Pere Sola

Posted on Feb 10, 2021

How a website is rendered?

#css #html #beginners

Recently I was asked about the steps that take place when it is rendered. Weeeeeeell, the DOM gets built (I suppose) and then... the stuff shows up on the screen! Right? Hmm, I am sure I can step up my game - so in a good rabbit hole fashion, I set on a quest to research the steps.

I was told that, alongside the DOM tree, there is something called CSS tree. So I Googled css tree vs dom tree. First result was this Stack Overflow thread. From there, I landed here.

Constructing the DOM and CSSOM tree

DOM stands for Document Object Model, and it is an API that allows the developer to to interact with the nodes (it is a tree) in the browser. In order to build these nodes, the browser receives the information through the network and undergoes a process called tokenization. The article says that tokens are groups of characters which provide a template for the DOM tree ('input' will become a token [input]). The browser then used these token to determine how they will relate to each other and build the nodes. The nodes are used to build the tree. So, for instance, the article explains that:

[div][span][p][/p][img/][/span][ul][li][/li][/ul][/div]

becomes:

       [div]
       /   \
      /     \
   [span]   [ul]
    /  \       \
   /    \       \
 [p]    [img]  [li]

We now have the DOM tree and the browser can paint the style elements for each DOM node. The author says that this is a process called reflow. In this process, the CSS is converted to a structure similar to the DOM tree, called CSSOM Tree (CSS Object Model). So far so good. The author promises a follow up post, called Constructing the CSSOM Tree. But guess what... he never did! Anyway, the earlier SO thread is packed with resources, I moved to the next.

Webpage rendering

The title, What Every Frontend Developer Should Know About Webpage Rendering, sounds really exciting. This is what I am looking for, so I dive in.

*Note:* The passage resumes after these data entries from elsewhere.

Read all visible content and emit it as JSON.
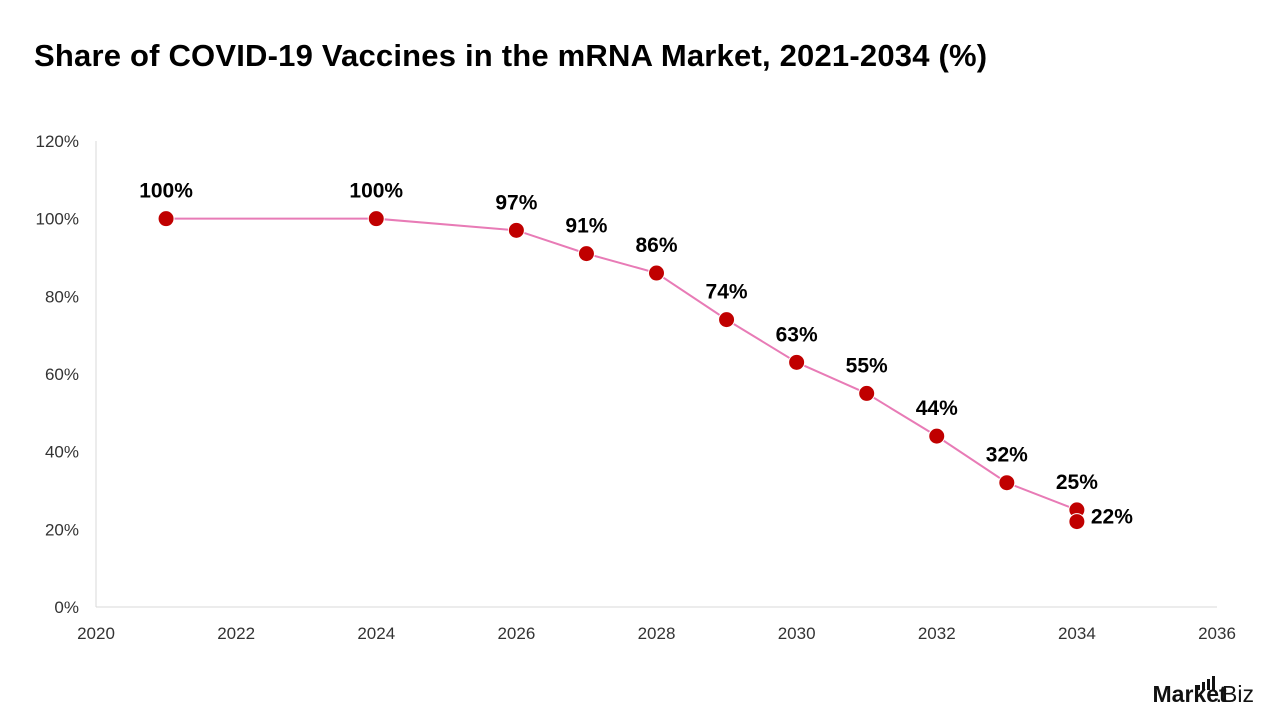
{
  "title": "Share of COVID-19 Vaccines in the mRNA Market, 2021-2034  (%)",
  "logo": {
    "part1": "Market",
    "part2": ".Biz"
  },
  "colors": {
    "line": "#e87bb6",
    "marker": "#c00000",
    "axis": "#d9d9d9",
    "text": "#000000"
  },
  "chart_data": {
    "type": "scatter",
    "x_ticks": [
      "2020",
      "2022",
      "2024",
      "2026",
      "2028",
      "2030",
      "2032",
      "2034",
      "2036"
    ],
    "y_ticks": [
      "0%",
      "20%",
      "40%",
      "60%",
      "80%",
      "100%",
      "120%"
    ],
    "xlim": [
      2020,
      2036
    ],
    "ylim": [
      0,
      120
    ],
    "grid": false,
    "points": [
      {
        "x": 2021,
        "y": 100,
        "label": "100%"
      },
      {
        "x": 2024,
        "y": 100,
        "label": "100%"
      },
      {
        "x": 2026,
        "y": 97,
        "label": "97%"
      },
      {
        "x": 2027,
        "y": 91,
        "label": "91%"
      },
      {
        "x": 2028,
        "y": 86,
        "label": "86%"
      },
      {
        "x": 2029,
        "y": 74,
        "label": "74%"
      },
      {
        "x": 2030,
        "y": 63,
        "label": "63%"
      },
      {
        "x": 2031,
        "y": 55,
        "label": "55%"
      },
      {
        "x": 2032,
        "y": 44,
        "label": "44%"
      },
      {
        "x": 2033,
        "y": 32,
        "label": "32%"
      },
      {
        "x": 2034,
        "y": 25,
        "label": "25%"
      },
      {
        "x": 2034,
        "y": 22,
        "label": "22%"
      }
    ]
  }
}
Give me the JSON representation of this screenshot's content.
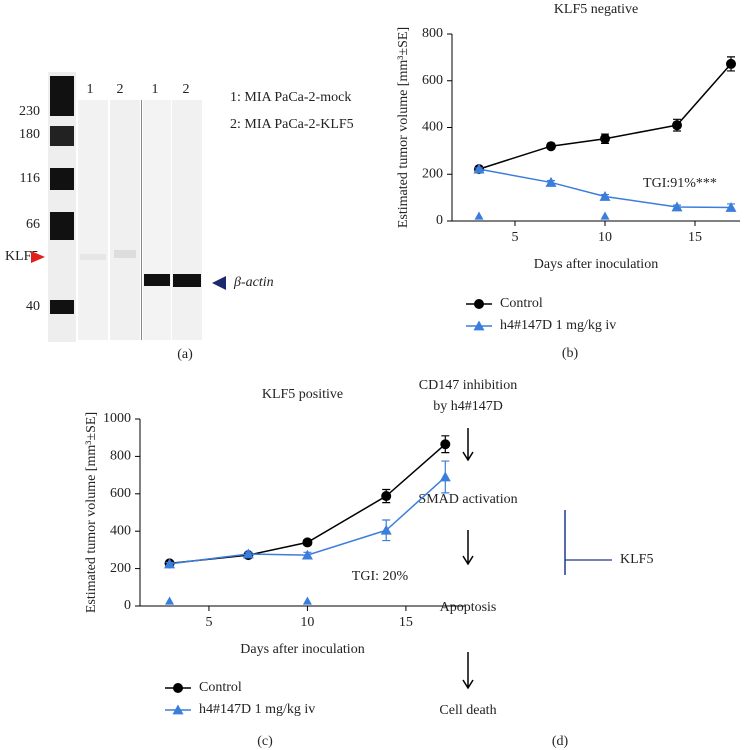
{
  "chart_data": [
    {
      "type": "line",
      "title": "KLF5 negative",
      "panel_label": "(b)",
      "x_label": "Days after inoculation",
      "y_label": "Estimated tumor volume [mm³±SE]",
      "x": [
        3,
        7,
        10,
        14,
        17
      ],
      "series": [
        {
          "name": "Control",
          "color": "#000000",
          "marker": "circle",
          "values": [
            222,
            320,
            352,
            410,
            672
          ],
          "errors": [
            10,
            10,
            20,
            25,
            30
          ]
        },
        {
          "name": "h4#147D 1 mg/kg iv",
          "color": "#3b7ddd",
          "marker": "triangle",
          "values": [
            222,
            165,
            105,
            60,
            58
          ],
          "errors": [
            5,
            8,
            8,
            8,
            15
          ]
        }
      ],
      "dose_days": [
        3,
        10
      ],
      "dose_color": "#3b7ddd",
      "annotation": "TGI:91%***",
      "xlim": [
        1.5,
        17.5
      ],
      "xticks": [
        5,
        10,
        15
      ],
      "ylim": [
        0,
        800
      ],
      "yticks": [
        0,
        200,
        400,
        600,
        800
      ]
    },
    {
      "type": "line",
      "title": "KLF5 positive",
      "panel_label": "(c)",
      "x_label": "Days after inoculation",
      "y_label": "Estimated tumor volume [mm³±SE]",
      "x": [
        3,
        7,
        10,
        14,
        17
      ],
      "series": [
        {
          "name": "Control",
          "color": "#000000",
          "marker": "circle",
          "values": [
            228,
            272,
            340,
            588,
            865
          ],
          "errors": [
            10,
            10,
            15,
            35,
            45
          ]
        },
        {
          "name": "h4#147D 1 mg/kg iv",
          "color": "#3b7ddd",
          "marker": "triangle",
          "values": [
            225,
            278,
            272,
            405,
            690
          ],
          "errors": [
            8,
            10,
            15,
            55,
            85
          ]
        }
      ],
      "dose_days": [
        3,
        10
      ],
      "dose_color": "#3b7ddd",
      "annotation": "TGI: 20%",
      "xlim": [
        1.5,
        18
      ],
      "xticks": [
        5,
        10,
        15
      ],
      "ylim": [
        0,
        1000
      ],
      "yticks": [
        0,
        200,
        400,
        600,
        800,
        1000
      ]
    }
  ],
  "blot": {
    "markers": [
      "230",
      "180",
      "116",
      "66",
      "40"
    ],
    "target": "KLF5",
    "lanes": [
      "1",
      "2",
      "1",
      "2"
    ],
    "key": [
      "1: MIA PaCa-2-mock",
      "2: MIA PaCa-2-KLF5"
    ],
    "control": "β-actin",
    "panel_label": "(a)"
  },
  "diagram": {
    "lines": [
      "CD147 inhibition",
      "by h4#147D",
      "SMAD activation",
      "Apoptosis",
      "Cell death"
    ],
    "inhibitor": "KLF5",
    "panel_label": "(d)"
  }
}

It first go through a recap of the steps that take place when a browser render a page, expanding upon what I learned in the previous article:

The DOM (Document Object Model) is formed from the HTML that is received from a server.
Styles are loaded and parsed, forming the CSSOM (CSS Object Model).
On top of DOM and CSSOM, a rendering tree is created, which is a set of objects to be rendered (Webkit calls each of those a "renderer" or "render object", while in Gecko it's a "frame"). Render tree reflects the DOM structure except for invisible elements (like the tag or elements that have display:none; set). Each text string is represented in the rendering tree as a separate renderer. Each of the rendering objects contains its corresponding DOM object (or a text block) plus the calculated styles. In other words, the render tree describes the visual representation of a DOM.
For each render tree element, its coordinates are calculated, which is called "layout". Browsers use a flow method which only required one pass to layout all the elements (tables require more than one pass).
Finally, this gets actually displayed in a browser window, a process called "painting".

The author then explains that repaint means that only the style of an element is changed and, therefore, the browser just 'repaints' the element. However, if changes affecting content, structure or position happen, something called reflow takes place. We seem to have another reflow, the first author talked about it in the context of the step after CSSOM is created. Which brings me to the 3rd resource shared in the original SO thread, this one more extensive.

Behind the scenes of modern web browsers

These are the components of a browser:

Browser have a rendering engine, responsible for displaying content on the browser screen. Safari uses an angine called Gecko and Safari and Chrome one called Webkit.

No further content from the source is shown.